Crime jokes
Why is Jeffrey Epstein so bad at races?
Because he comes in a little behind.
Why are pedophiles good at playing guitar?
Because they are good at fingering A minor.
What do you call a disabled gang member? A crip.
Why is rape, rape? Because she is too busy enjoying the moment to say yes.
Why did the topless woman shout, "Stop raping us?"
Because she was uneducated.
Memes
Ohio BRUH
What do you call someone who used to kill people? An ex-executioner.
What kind of file turns a 1.5 cm hole into a 4.5 cm hole?
A pedophile.
Curiosity killed the cat.
But for a while, I was a suspect.
What's the difference between a dog and a rapist?
At least the rapist adds a bit of foreplay before he starts humping people.
What's the difference between genocide and mass murder?
Genocide is racist.
Why did the skeleton go to jail?
Because he was bad to the bone!
So I got these new shoes, except they were from a drug dealer.
Now I don't know what they were laced with, but I was trippin' all day.
Good news, people! Michael Jackson is still alive.

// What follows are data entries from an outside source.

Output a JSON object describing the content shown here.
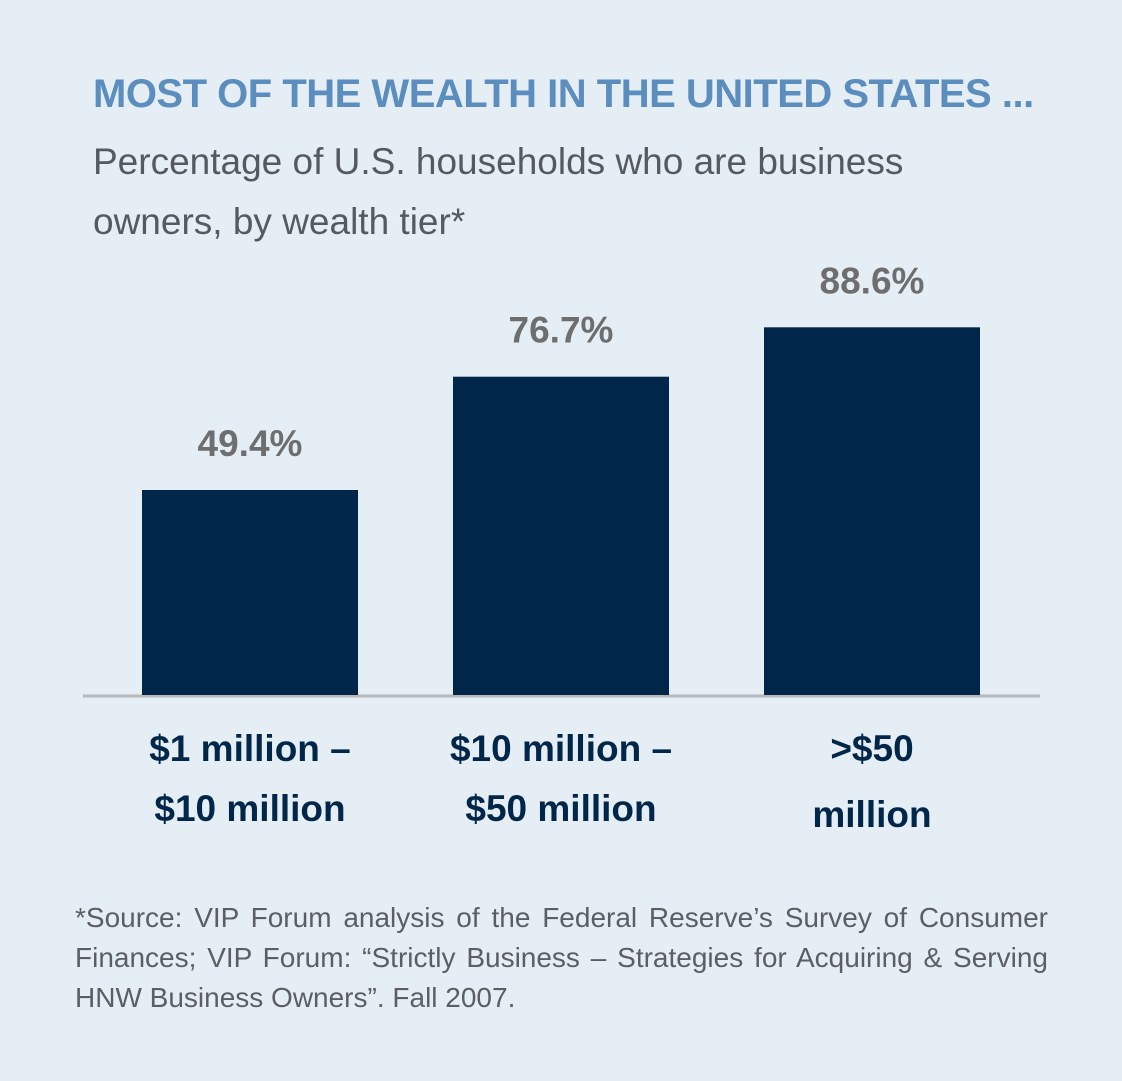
{
  "chart_data": {
    "type": "bar",
    "title": "MOST OF THE WEALTH IN THE UNITED STATES ...",
    "subtitle": "Percentage of U.S. households who are business owners, by wealth tier*",
    "categories": [
      "$1 million – $10 million",
      "$10 million – $50 million",
      ">$50 million"
    ],
    "category_lines": [
      [
        "$1 million –",
        "$10 million"
      ],
      [
        "$10 million –",
        "$50 million"
      ],
      [
        ">$50",
        "million"
      ]
    ],
    "values": [
      49.4,
      76.7,
      88.6
    ],
    "value_labels": [
      "49.4%",
      "76.7%",
      "88.6%"
    ],
    "ylim": [
      0,
      100
    ],
    "grid": false,
    "legend": "none",
    "bar_color": "#00264a",
    "label_color": "#6d6e70",
    "category_color": "#00264a"
  },
  "footnote": "*Source: VIP Forum analysis of the Federal Reserve’s Survey of Consumer Finances; VIP Forum: “Strictly Business – Strategies for Acquiring & Serving HNW Business Owners”. Fall 2007."
}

They found him hidden away in a goat pen with all the kids!
I was making fun of an orphan, then I realized he tracked me down. I made a bad decision. He was Batman!
What’s a pedophile’s favorite type of garden?
A KinderGarden.
What’s the difference between Jesus and Maddie McCann?
One had the last supper.
How did we know Princess Diana had dandruff?
'Cause the police found her Head and Shoulders on the dash.
Why did the orphan call Mr. Smith "daddy"? Because he put her in the vices and taught her a lesson about virginity.
What did Julius say when he saw a woman stealing an expensive chandelier?
“Guards! Seize her (Caesar)!”
My girlfriend broke up with me yesterday. I asked her why. She said, "Because you're a pedophile." I replied, "Pedophile! That's a big word for an eight year old."